Damon Knight, Head of Safety, Security and Quality (SSQ), Air Navigation Solutions (ANSL)
With a degree of scepticism is perhaps the right way to describe the aviation industry’s view of drones when they first gained popularity. The aviation industry has operated according to comprehensive standards and regulations for many years.
Clear rules exist for anyone wanting to participate in the air traffic system, and standards must be demonstrated and adhered to in order to use the crowded airspace shared by all users. The more complex or densely populated the airspace one intends to use, the more rigid and detailed the rules to follow. This is a system that requires a high level of direct engagement and a higher level of manual management, but it is one that prioritises safety and has successfully facilitated the shared use of increasingly constrained airspaces worldwide for many years.
Suddenly, onto the market come small, low cost, quick and flexible flying objects that are hard to spot, invisible on aviation surveillance displays, and widely available to hobbyists, enthusiasts and professionals alike. What most scared the aviation industry perhaps was that a whole new ‘flying community’ developed; one that was separate from the professional aviation industry, not required to undertake any prescribed training, had rarely heard of the Air Navigation Order or comparable regulations, and was and to a reasonable extent still is unregulated.

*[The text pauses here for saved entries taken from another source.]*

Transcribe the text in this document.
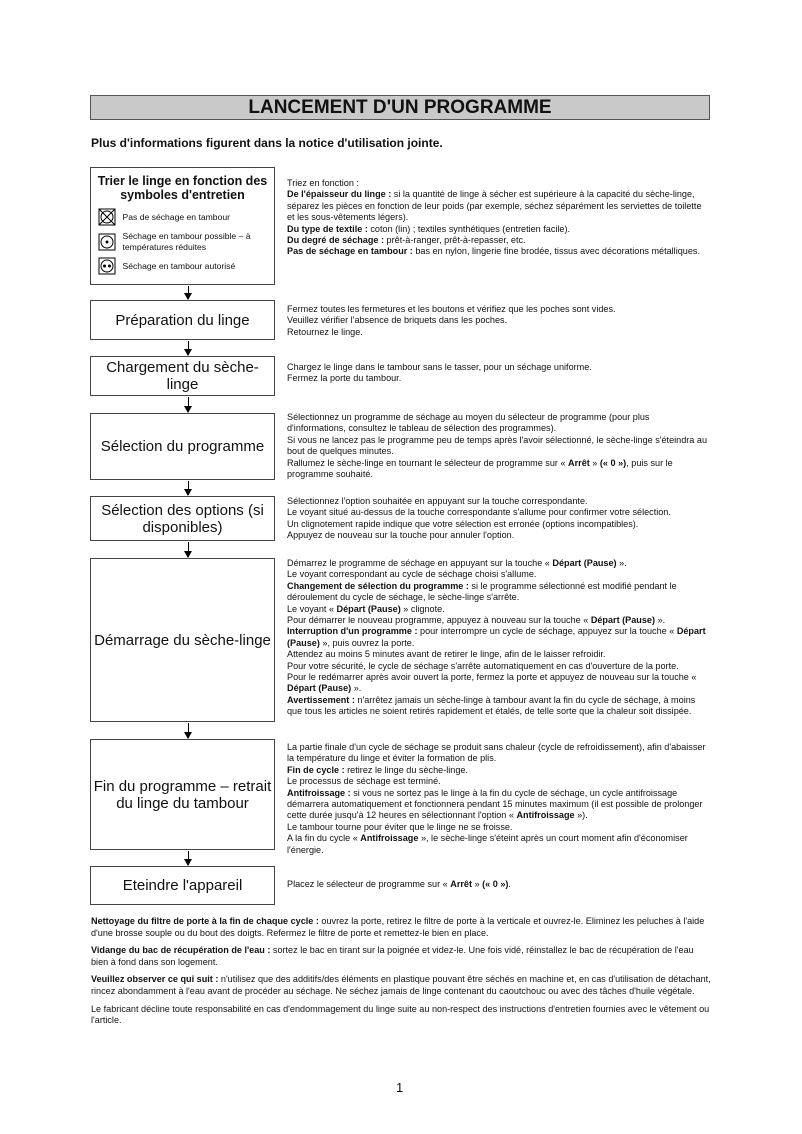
LANCEMENT D'UN PROGRAMME
Plus d'informations figurent dans la notice d'utilisation jointe.
Trier le linge en fonction des symboles d'entretien
Pas de séchage en tambour
Séchage en tambour possible – à températures réduites
Séchage en tambour autorisé

Triez en fonction :

De l'épaisseur du linge : si la quantité de linge à sécher est supérieure à la capacité du sèche-linge, séparez les pièces en fonction de leur poids (par exemple, séchez séparément les serviettes de toilette et les sous-vêtements légers).

Du type de textile : coton (lin) ; textiles synthétiques (entretien facile).

Du degré de séchage : prêt-à-ranger, prêt-à-repasser, etc.

Pas de séchage en tambour : bas en nylon, lingerie fine brodée, tissus avec décorations métalliques.

Préparation du linge

Fermez toutes les fermetures et les boutons et vérifiez que les poches sont vides.

Veuillez vérifier l'absence de briquets dans les poches.

Retournez le linge.

Chargement du sèche-linge

Chargez le linge dans le tambour sans le tasser, pour un séchage uniforme.

Fermez la porte du tambour.

Sélection du programme

Sélectionnez un programme de séchage au moyen du sélecteur de programme (pour plus d'informations, consultez le tableau de sélection des programmes).

Si vous ne lancez pas le programme peu de temps après l'avoir sélectionné, le sèche-linge s'éteindra au bout de quelques minutes.

Rallumez le sèche-linge en tournant le sélecteur de programme sur « Arrêt » (« 0 »), puis sur le programme souhaité.

Sélection des options (si disponibles)

Sélectionnez l'option souhaitée en appuyant sur la touche correspondante.

Le voyant situé au-dessus de la touche correspondante s'allume pour confirmer votre sélection.

Un clignotement rapide indique que votre sélection est erronée (options incompatibles).

Appuyez de nouveau sur la touche pour annuler l'option.

Démarrage du sèche-linge

Démarrez le programme de séchage en appuyant sur la touche « Départ (Pause) ».

Le voyant correspondant au cycle de séchage choisi s'allume.

Changement de sélection du programme : si le programme sélectionné est modifié pendant le déroulement du cycle de séchage, le sèche-linge s'arrête.

Le voyant « Départ (Pause) » clignote.

Pour démarrer le nouveau programme, appuyez à nouveau sur la touche « Départ (Pause) ».

Interruption d'un programme : pour interrompre un cycle de séchage, appuyez sur la touche « Départ (Pause) », puis ouvrez la porte.

Attendez au moins 5 minutes avant de retirer le linge, afin de le laisser refroidir.

Pour votre sécurité, le cycle de séchage s'arrête automatiquement en cas d'ouverture de la porte.

Pour le redémarrer après avoir ouvert la porte, fermez la porte et appuyez de nouveau sur la touche « Départ (Pause) ».

Avertissement : n'arrêtez jamais un sèche-linge à tambour avant la fin du cycle de séchage, à moins que tous les articles ne soient retirés rapidement et étalés, de telle sorte que la chaleur soit dissipée.

Fin du programme – retrait du linge du tambour

La partie finale d'un cycle de séchage se produit sans chaleur (cycle de refroidissement), afin d'abaisser la température du linge et éviter la formation de plis.

Fin de cycle : retirez le linge du sèche-linge.

Le processus de séchage est terminé.

Antifroissage : si vous ne sortez pas le linge à la fin du cycle de séchage, un cycle antifroissage démarrera automatiquement et fonctionnera pendant 15 minutes maximum (il est possible de prolonger cette durée jusqu'à 12 heures en sélectionnant l'option « Antifroissage »).

Le tambour tourne pour éviter que le linge ne se froisse.

A la fin du cycle « Antifroissage », le sèche-linge s'éteint après un court moment afin d'économiser l'énergie.

Eteindre l'appareil	Placez le sélecteur de programme sur « Arrêt » (« 0 »).

Nettoyage du filtre de porte à la fin de chaque cycle : ouvrez la porte, retirez le filtre de porte à la verticale et ouvrez-le. Eliminez les peluches à l'aide d'une brosse souple ou du bout des doigts. Refermez le filtre de porte et remettez-le bien en place.

Vidange du bac de récupération de l'eau : sortez le bac en tirant sur la poignée et videz-le. Une fois vidé, réinstallez le bac de récupération de l'eau bien à fond dans son logement.

Veuillez observer ce qui suit : n'utilisez que des additifs/des éléments en plastique pouvant être séchés en machine et, en cas d'utilisation de détachant, rincez abondamment à l'eau avant de procéder au séchage. Ne séchez jamais de linge contenant du caoutchouc ou avec des tâches d'huile végétale.

Le fabricant décline toute responsabilité en cas d'endommagement du linge suite au non-respect des instructions d'entretien fournies avec le vêtement ou l'article.

1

This description clearly does not apply to all drone operators, but the nearly unlimited accessibility and low cost of drones meant that the qualifications, specific expertise and regulatory oversight of the average drone operator were not comparable to those of aircraft operators. The aviation industry’s concern that a mass movement was about to invade the safe and regulated sphere of its existence was not therefore unreasonable.

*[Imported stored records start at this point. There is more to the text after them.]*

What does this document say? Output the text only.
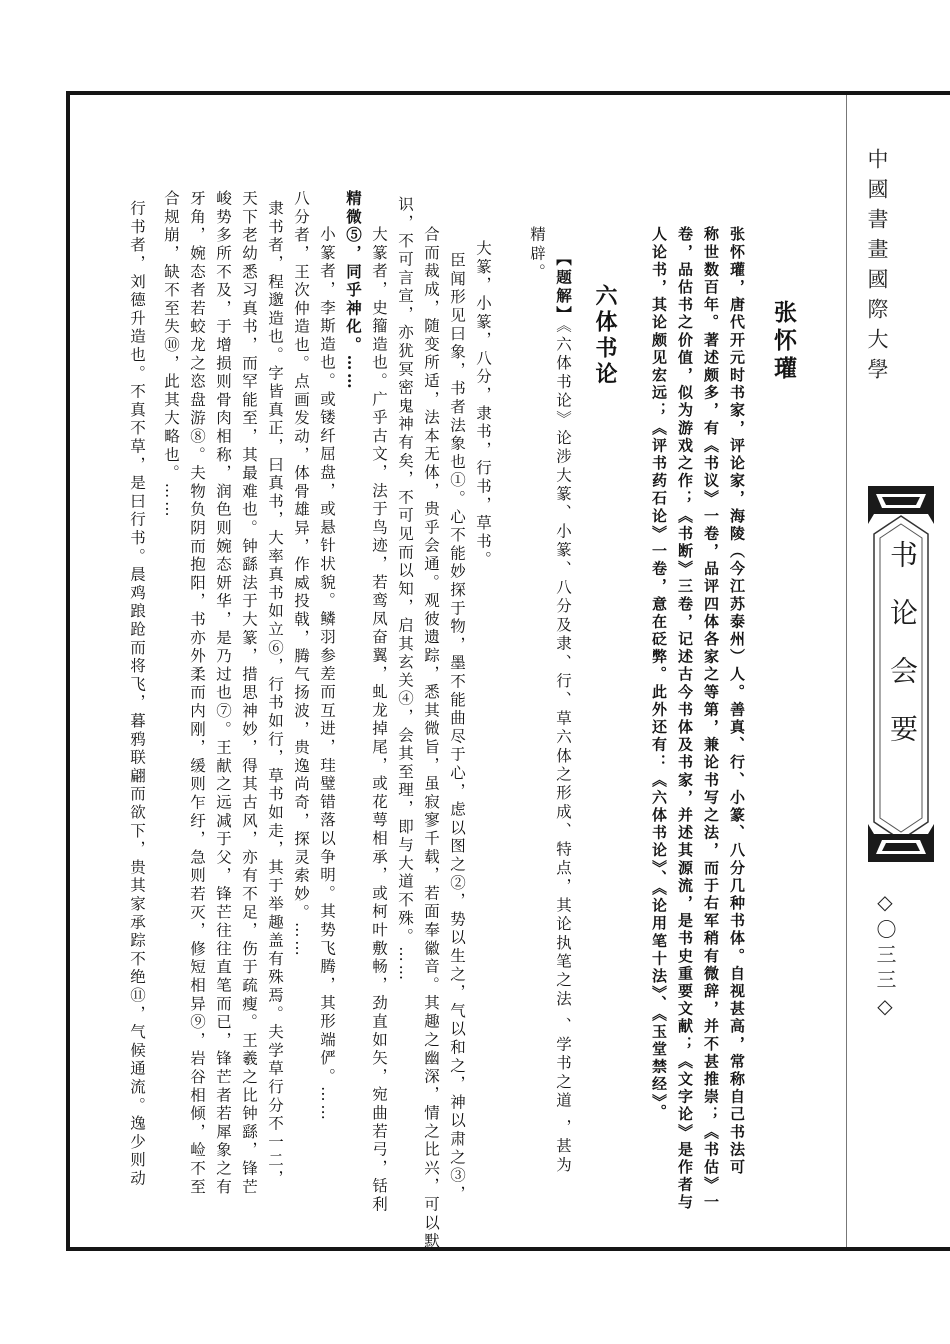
中國書畫國際大學
书论会要
◇〇三三◇
张怀瓘
张怀瓘，唐代开元时书家，评论家，海陵（今江苏泰州）人。善真、行、小篆、八分几种书体。自视甚高，常称自己书法可
称世数百年。著述颇多，有《书议》一卷，品评四体各家之等第，兼论书写之法，而于右军稍有微辞，并不甚推崇；《书估》一
卷，品估书之价值，似为游戏之作；《书断》三卷，记述古今书体及书家，并述其源流，是书史重要文献；《文字论》是作者与
人论书，其论颇见宏远；《评书药石论》一卷，意在砭弊。此外还有：《六体书论》、《论用笔十法》、《玉堂禁经》。
六体书论
【题解】《六体书论》论涉大篆、小篆、八分及隶、行、草六体之形成、特点，其论执笔之法 、学书之道 ，甚为
精辟。
大篆，小篆，八分，隶书，行书，草书。
臣闻形见曰象，书者法象也①。心不能妙探于物，墨不能曲尽于心，虑以图之②，势以生之，气以和之，神以肃之③，
合而裁成，随变所适，法本无体，贵乎会通。观彼遗踪，悉其微旨，虽寂寥千载，若面奉徽音。其趣之幽深，情之比兴，可以默
识，不可言宣，亦犹冥密鬼神有矣，不可见而以知，启其玄关④，会其至理，即与大道不殊。……
大篆者，史籀造也。广乎古文，法于鸟迹，若鸾凤奋翼，虬龙掉尾，或花萼相承，或柯叶敷畅，劲直如矢，宛曲若弓，铦利
精微⑤，同乎神化。……
小篆者，李斯造也。或镂纤屈盘，或悬针状貌。鳞羽参差而互进，珪璧错落以争明。其势飞腾，其形端俨。……
八分者，王次仲造也。点画发动，体骨雄异，作威投戟，腾气扬波，贵逸尚奇，探灵索妙。……
隶书者，程邈造也。字皆真正，曰真书，大率真书如立⑥，行书如行，草书如走，其于举趣盖有殊焉。夫学草行分不一二，
天下老幼悉习真书，而罕能至，其最难也。钟繇法于大篆，措思神妙，得其古风，亦有不足，伤于疏瘦。王羲之比钟繇，锋芒
峻势多所不及，于增损则骨肉相称，润色则婉态妍华，是乃过也⑦。王献之远减于父，锋芒往往直笔而已，锋芒者若犀象之有
牙角，婉态者若蛟龙之恣盘游⑧。夫物负阴而抱阳，书亦外柔而内刚，缓则乍纡，急则若灭，修短相异⑨，岩谷相倾，崄不至
合规崩，缺不至失⑩，此其大略也。……
行书者，刘德升造也。不真不草，是曰行书。晨鸡踉跄而将飞，暮鸦联翩而欲下，贵其家承踪不绝⑪，气候通流。逸少则动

Unfortunately, this concern was then validated by the ‘Drone Incident’ at Gatwick Airport during December 2018. The scenario, which resulted in the disruption of 140,000 passengers during the lead-up to Christmas, was rightly or wrongly seen as evidence that this new industry had the potential to put at risk the high standards that had ensured the safety and efficacy of the aviation industry over many years – as anticipated, some would say.

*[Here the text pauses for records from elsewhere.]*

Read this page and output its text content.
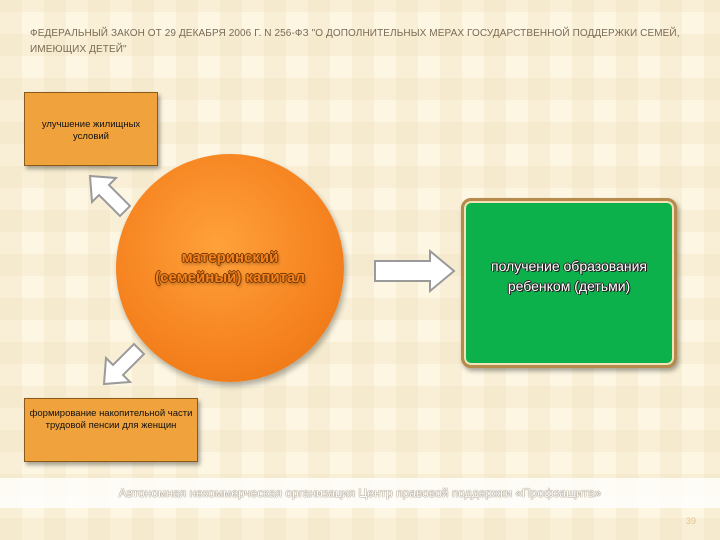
ФЕДЕРАЛЬНЫЙ ЗАКОН ОТ 29 ДЕКАБРЯ 2006 Г. N 256-ФЗ "О ДОПОЛНИТЕЛЬНЫХ МЕРАХ ГОСУДАРСТВЕННОЙ ПОДДЕРЖКИ СЕМЕЙ, ИМЕЮЩИХ ДЕТЕЙ"
улучшение жилищных условий
материнский (семейный) капитал
получение образования ребенком (детьми)
формирование накопительной части трудовой пенсии для женщин
Автономная некоммерческая организация Центр правовой поддержки «Профзащита»
39
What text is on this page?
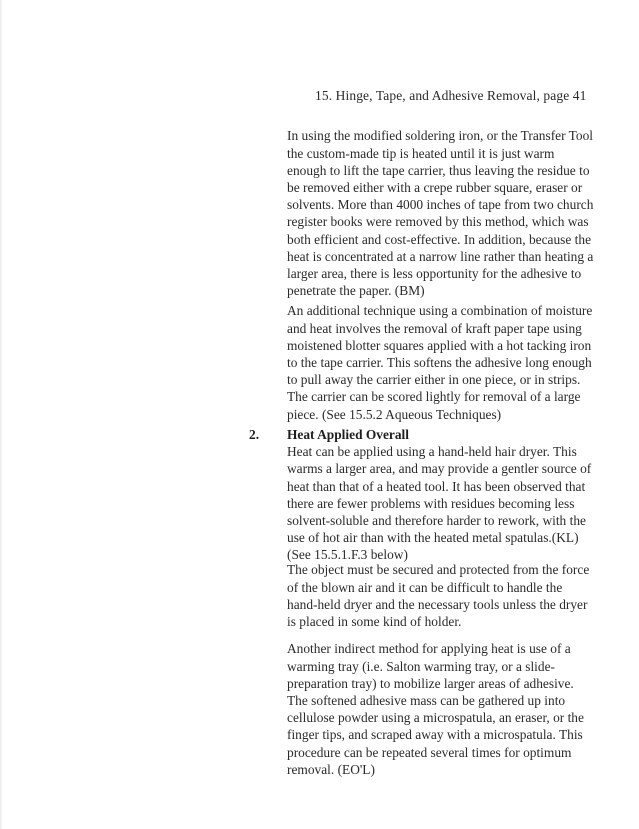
15. Hinge, Tape, and Adhesive Removal, page 41

In using the modified soldering iron, or the Transfer Tool the custom-made tip is heated until it is just warm enough to lift the tape carrier, thus leaving the residue to be removed either with a crepe rubber square, eraser or solvents. More than 4000 inches of tape from two church register books were removed by this method, which was both efficient and cost-effective. In addition, because the heat is concentrated at a narrow line rather than heating a larger area, there is less opportunity for the adhesive to penetrate the paper. (BM)

An additional technique using a combination of moisture and heat involves the removal of kraft paper tape using moistened blotter squares applied with a hot tacking iron to the tape carrier. This softens the adhesive long enough to pull away the carrier either in one piece, or in strips. The carrier can be scored lightly for removal of a large piece. (See 15.5.2 Aqueous Techniques)

2. Heat Applied Overall
Heat can be applied using a hand-held hair dryer. This warms a larger area, and may provide a gentler source of heat than that of a heated tool. It has been observed that there are fewer problems with residues becoming less solvent-soluble and therefore harder to rework, with the use of hot air than with the heated metal spatulas.(KL) (See 15.5.1.F.3 below)

The object must be secured and protected from the force of the blown air and it can be difficult to handle the hand-held dryer and the necessary tools unless the dryer is placed in some kind of holder.

Another indirect method for applying heat is use of a warming tray (i.e. Salton warming tray, or a slide-preparation tray) to mobilize larger areas of adhesive. The softened adhesive mass can be gathered up into cellulose powder using a microspatula, an eraser, or the finger tips, and scraped away with a microspatula. This procedure can be repeated several times for optimum removal. (EO'L)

As the Air Navigation Services Provider (ANSP) of Gatwick Airport, Air Navigation Solutions (ANSL) was directly involved in the management of this incident. We worked closely with Gatwick Airport and the airline community to reinstate safe operations as quickly as possible. The approach at this point was undoubtedly to view the drones operating in the immediate vicinity of the airport as a safety and security risk and to manage the situation accordingly.
Integration as the path to success
Let me reassure you, however, that once the safety and security of the airport, the operation and all passengers were reinstated, our focus shifted from ‘protection’ to integration. Everything said above may well be true, but what is critical is reaching a state where standards and requirements have been aligned. To achieve that, integration is the way to go. Safe and effective sharing of airspace will be predicated on aligned principles – not to be confused with identical rules and requirements which would not reflect the differences in nature of the operations and would negate the potential that drones can have whilst operating inside more densely populated airspaces.
From the perspective of aviation, protection against the risk that drones can pose to conventional air traffic cannot sustainably be achieved through exclusion. The sheer numbers will render this impossible, as will the huge potential of constructive drone operations for the industry. From the perspective of the drone industry, whether professional operator or hobbyist, freedom and flexibility will equally not be achieved through segregation. A joint effort is required to progress integration, and if we can make one request of the drone operators around the globe, it would be to collaborate rather than coexist: be open to change that facilitates integration. This is equally important as new regulation comes into force at the end of 2020.
In August 2020 we carried out the first successful flights with drones on Gatwick Airport under our integrated Drone Operations on Airports (iDOAIrports) workstream. We are investigating the ability of drones to deliver structural inspections of airport buildings (which are required regularly but today carried out manually) as well as thermal inspections to identify sources of heat leaks. We are also investigating their ability to automate and substantially speed up airfield lighting inspections, which are a regulatory and technical requirement but take a lot of time and effort when performed manually.
We are committed to continuing this work to reach full integration of drones even on the busiest airports, including Gatwick Airport, the airport that is typically solely associated with the negative connotations of drones, and we invite you to come with us on this journey.